Jane doubted it. They’d gone through the director’s office and the woman — oni — whatever — had been a sticky-note kind of person. There was a rainbow of little squares littering every surface, all with cryptic comments. They’d taken pictures of everything and pored over the notes later. They hadn’t found anything that suggested where the box’s contents had been moved to. “Give it a whirl.”
“Will do,” Duff said.
“Is that it?” Jane prepared to hang up.
“You’re going to want to call Mom,” Duff said. “She’s on the warpath about something. Bye!”
Taggart must have overheard that part as he nodded and murmured, “We lost the band.”
“Oh no! Why?” Jane cried. Carl Moser had been best friends with her younger brother Geoffrey all through elementary and high school. He’d started an elf fusion-rock band with a mix of human and elf artists and set up an enclave-styled commune in the Strip District. Unbeknownst to her mother and other brothers, Geoffrey had been dating the band’s male elf drummer, but that was a whole other kettle of fish. Jane had picked Moser’s band to play at her wedding because she could trust him and his band mates to keep their mouths shut if any of the family’s dangerous secrets — tengu involvement, resistance leadership, rescued baby sister, yadayadayada — slipped out during the wedding. Replacing Moser’s band would be a matter more complicated than just finding a group of people who could play instruments together.
“We locked them in months ago!” Jane cried. “Oh, Moser is dead meat if he pulls out on my mom.”
Taggart shrugged in ignorance or acceptance of Moser’s fate.
Jane growled with frustration. She hated being the center of attention as it usually meant that she had lost control of a life-or-death situation.

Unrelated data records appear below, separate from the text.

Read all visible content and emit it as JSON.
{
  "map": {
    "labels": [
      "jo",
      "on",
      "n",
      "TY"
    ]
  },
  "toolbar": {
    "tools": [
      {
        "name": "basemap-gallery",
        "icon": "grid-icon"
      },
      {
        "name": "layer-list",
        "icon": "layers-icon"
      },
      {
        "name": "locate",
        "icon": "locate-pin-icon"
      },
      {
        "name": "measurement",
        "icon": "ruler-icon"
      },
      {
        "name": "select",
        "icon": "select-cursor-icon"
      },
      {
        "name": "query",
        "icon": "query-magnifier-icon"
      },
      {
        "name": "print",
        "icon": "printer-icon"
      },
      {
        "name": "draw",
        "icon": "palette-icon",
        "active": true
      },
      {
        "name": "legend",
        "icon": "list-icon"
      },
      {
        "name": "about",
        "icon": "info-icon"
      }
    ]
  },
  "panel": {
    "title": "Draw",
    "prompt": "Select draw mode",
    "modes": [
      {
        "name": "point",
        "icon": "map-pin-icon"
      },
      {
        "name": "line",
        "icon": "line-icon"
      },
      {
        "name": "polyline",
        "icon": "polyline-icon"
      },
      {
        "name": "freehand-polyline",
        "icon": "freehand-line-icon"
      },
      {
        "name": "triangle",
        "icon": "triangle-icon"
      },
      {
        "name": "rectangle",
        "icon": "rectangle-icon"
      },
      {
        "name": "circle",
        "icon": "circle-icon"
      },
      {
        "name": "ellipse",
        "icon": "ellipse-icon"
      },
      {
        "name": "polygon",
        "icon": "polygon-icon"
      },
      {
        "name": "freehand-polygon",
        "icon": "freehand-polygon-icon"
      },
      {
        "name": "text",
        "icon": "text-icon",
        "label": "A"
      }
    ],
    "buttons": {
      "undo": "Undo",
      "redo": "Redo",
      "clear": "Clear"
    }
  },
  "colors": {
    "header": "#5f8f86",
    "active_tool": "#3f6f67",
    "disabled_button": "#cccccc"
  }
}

If Jane had had her way, she would have married Taggart in July. Pittsburgh kept the Pennsylvanian law that required a three-day waiting period. They could have gone to the Frick Building on Grant Street and gotten married at the weirdly named Orphans’ Court. She and Taggart had to go there to apply for the marriage license anyhow.
But her mother had spent twenty-six years dreaming of a huge blowout wedding for her daughter. Her mother wanted all the bells and whistles. The fancy wedding invitations on linen paper, engraved with charcoal ink, with a square of tissue to protect the type. The calligraphy addresses printed by hand on the outer envelopes. The white dress with the full train (ordered for her mother’s wedding but never used and carefully kept in tissue paper for the day that Jane could wear it.) A full church service. An elaborate reception with tons of flowers and cookies and booze and a live band. Jane hated the whole thing because she would be center stage from the moment she walked down the aisle to the first dance.

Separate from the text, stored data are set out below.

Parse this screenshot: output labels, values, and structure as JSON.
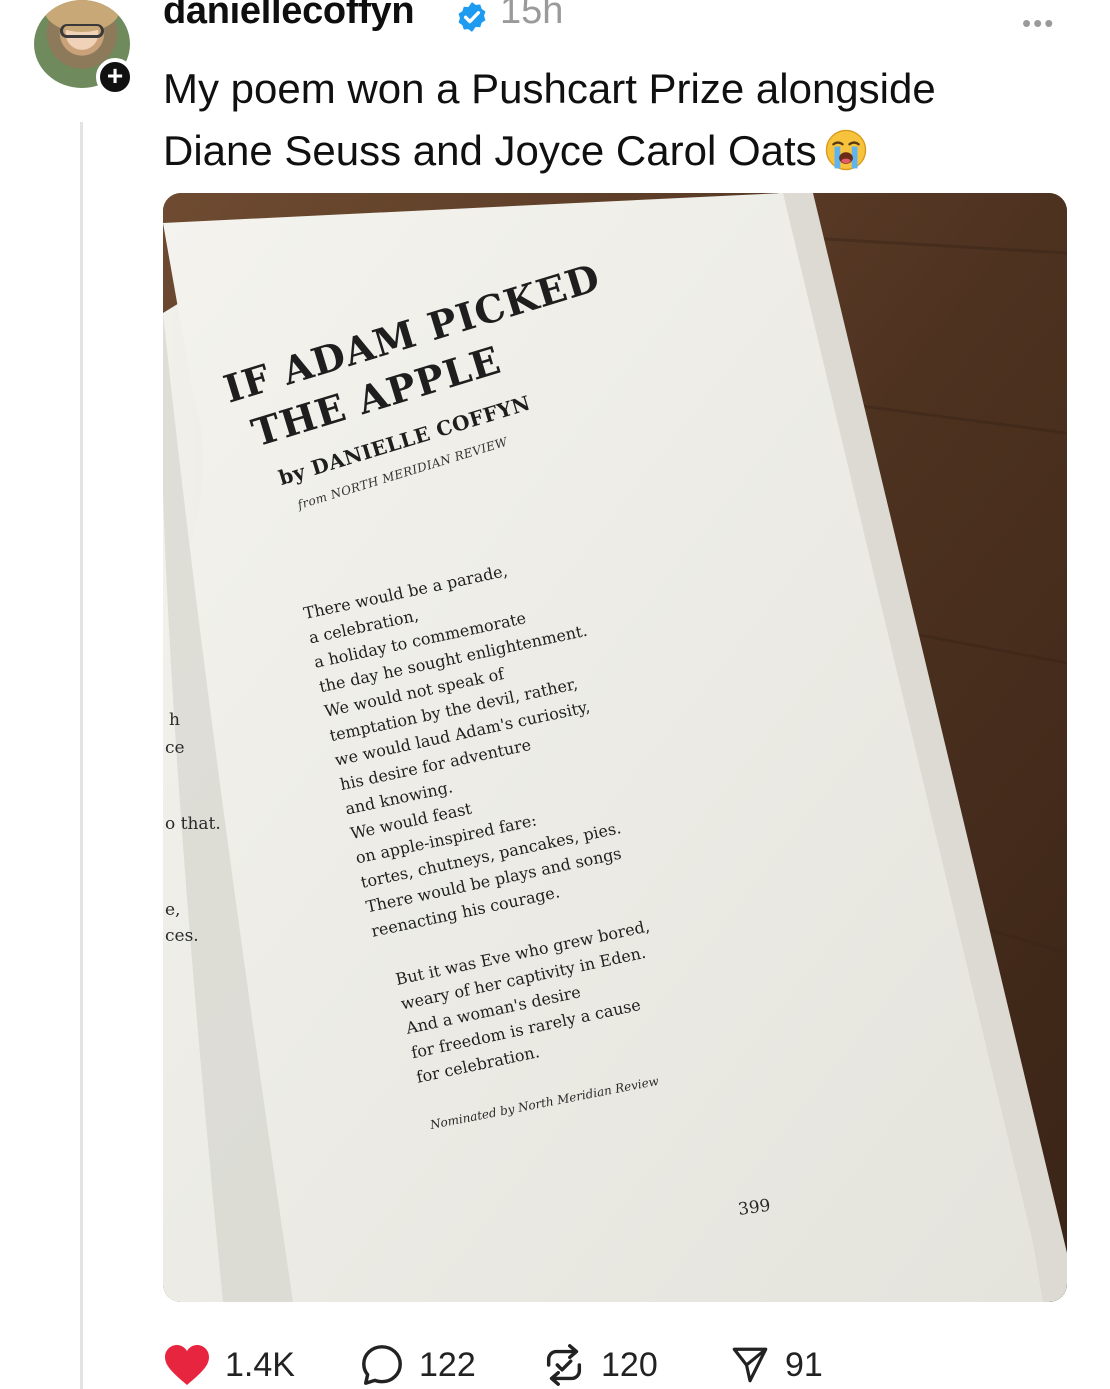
{
  "post": {
    "username": "daniellecoffyn",
    "time": "15h",
    "text_line1": "My poem won a Pushcart Prize alongside",
    "text_line2": "Diane Seuss and Joyce Carol Oats",
    "emoji_icon": "loudly-crying-face-icon"
  },
  "book": {
    "title_line1": "IF ADAM PICKED",
    "title_line2": "THE APPLE",
    "byline": "by DANIELLE COFFYN",
    "source": "from NORTH MERIDIAN REVIEW",
    "stanza1": [
      "There would be a parade,",
      "a celebration,",
      "a holiday to commemorate",
      "the day he sought enlightenment.",
      "We would not speak of",
      "temptation by the devil, rather,",
      "we would laud Adam's curiosity,",
      "his desire for adventure",
      "and knowing.",
      "We would feast",
      "on apple-inspired fare:",
      "tortes, chutneys, pancakes, pies.",
      "There would be plays and songs",
      "reenacting his courage."
    ],
    "stanza2": [
      "But it was Eve who grew bored,",
      "weary of her captivity in Eden.",
      "And a woman's desire",
      "for freedom is rarely a cause",
      "for celebration."
    ],
    "nominated": "Nominated by North Meridian Review",
    "page_number": "399",
    "left_page_fragments": [
      "h",
      "ce",
      "o that.",
      "e,",
      "ces."
    ]
  },
  "actions": {
    "likes": "1.4K",
    "replies": "122",
    "reposts": "120",
    "shares": "91"
  },
  "colors": {
    "like_red": "#e8253e",
    "verified_blue": "#1d9bf0",
    "muted_gray": "#9a9a9a"
  }
}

She needed to live with her mother, though, so she had compromised on a small wedding held on the last weekend before Taggart’s visa expired. The fact that they had little more than two months to plan the wedding made it seem as if they could skip many of the embarrassing bells and whistles.
Life had other plans.
Things started to go wrong immediately. Another couple had already claimed the Kryskill family’s church for that date. Jane suggested that they just have the ceremony at Hyeholde, seamlessly going from wedding to reception, but her mother insisted on a church. After days of frantic searching, her mother begged her way into a Russian Orthodox church. The onion-domed cathedral sat in an abandoned section of Homestead, ironically not far from Sandcastle Water Park.